Por Francisco Febres Cordero
¿Es que no sabes que los
sábados está prohibido comer cebiche? El muchacho bajó la cabeza y
respondió: “Bueno, entonces pidamos pizza”.
Me contaba un amigo que un sábado cualquiera, ante la eterna
disyuntiva familiar de ¿y ahora qué almorzamos?, su hijo adolescente
votó por el cebiche. Entonces a la madre le nació una respuesta dictada
por sus ganas de fregar: ¿Es que no sabes que los sábados está prohibido
comer cebiche? El muchacho bajó la cabeza y respondió: “Bueno, entonces
pidamos pizza”.
Si por lo menos el chico hubiera inquirido quién
carajos había prohibido comer cebiche los sábados, habría denotado
cierta actitud de rebeldía. Pero, curiosamente, su sumisión fue total,
absoluta: alguien, en algún lugar ignoto, impone las reglas, y estas son
de tal naturaleza que hay que acatarlas sin preguntar ni, peor,
replicar.
El padre del mozalbete estaba desconcertado.

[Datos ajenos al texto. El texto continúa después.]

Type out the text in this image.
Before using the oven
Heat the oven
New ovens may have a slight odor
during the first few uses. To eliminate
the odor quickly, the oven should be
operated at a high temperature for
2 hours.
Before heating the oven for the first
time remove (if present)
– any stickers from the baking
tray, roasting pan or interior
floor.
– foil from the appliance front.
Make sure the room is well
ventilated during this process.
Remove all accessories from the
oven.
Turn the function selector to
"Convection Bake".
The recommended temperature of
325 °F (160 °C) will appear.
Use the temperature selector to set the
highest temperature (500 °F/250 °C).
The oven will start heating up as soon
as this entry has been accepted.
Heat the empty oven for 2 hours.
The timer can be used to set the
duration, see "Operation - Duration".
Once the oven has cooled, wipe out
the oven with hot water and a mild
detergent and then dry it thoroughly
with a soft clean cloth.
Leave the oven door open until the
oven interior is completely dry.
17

Él, que en
su juventud había protestado ante cualquier signo de imposición, que
había buscado afanosamente todos los espacios para ejercer su libertad,
que había sido un permanente transgresor, no alcanzaba a entender cómo
su hijo, ante la broma de su madre, bajó la cabeza en lugar de levantar
el puño.
Son esos, tal vez, los signos de los nuevos tiempos.
Esto
también, al principio, nos pareció una mala broma: un día apareció la
prohibición de beber cerveza los domingos, con el argumento de que con
esa medida bajarían los índices de criminalidad en el país. Lo terrible
fue que, como el muchacho del cebiche, bajamos la cabeza y acatamos esa
norma impuesta por la prepotencia. Una regla tan absurda ¿obedeció tal
vez a la mentalidad puritana y obtusa de quien se la inventó o, por el
contrario, respondía a una política de más largo valiento que intentaba
regular nuestro comportamiento hasta en los asuntos más personales,
íntimos y baladíes?
Después, el miedo. El miedo a la sanción. La
existencia de una autoridad omnímoda que va, poco a poco, reglando
nuestros actos, restringiendo nuestra voluntad, mermando nuestra
potestad de hacer.
Y, entonces, el silencio. Ese territorio cruel
que nos sepulta y, de seres de carne y hueso, nos convierte en
fantasmas, seres incorpóreos, enmudecidos y enceguecidos: no vemos lo
que vemos, no hablamos sobre lo que escuchamos, no opinamos sobre lo que
sentimos.Sumisamente, nos recluimos en un espacio en el cual la
realidad se reduce al ámbito personal, con prescindencia de todo lo que
nos envuelve.
Son signos de los tiempos. Alzar la voz, decir lo
que uno piensa merece la réplica feroz de la autoridad suprema, que se
ha erigido en dueña de la verdad, de la razón, y a la que hay que
demostrar no solo respeto, sino, sobre todo, obsecuencia. Ejecutar
cualquier acto que manifieste inconformidad, peor si es con un puño
levantado, tiene como réplica la acusación de rebelión o terrorismo que
termina con nuestros huesos a la cárcel.
Nos encaminan en columna
hacia donde la autoridad más alta del Estado considera que debemos ir, y
hacia allá vamos, en silencio y temblorosos.
¿Y el cebiche? Ojalá
que lo que comenzó siendo una broma familiar no se haga realidad nunca
de los nuncas y podamos seguir comiendo cebiche… aunque sea sin cerveza.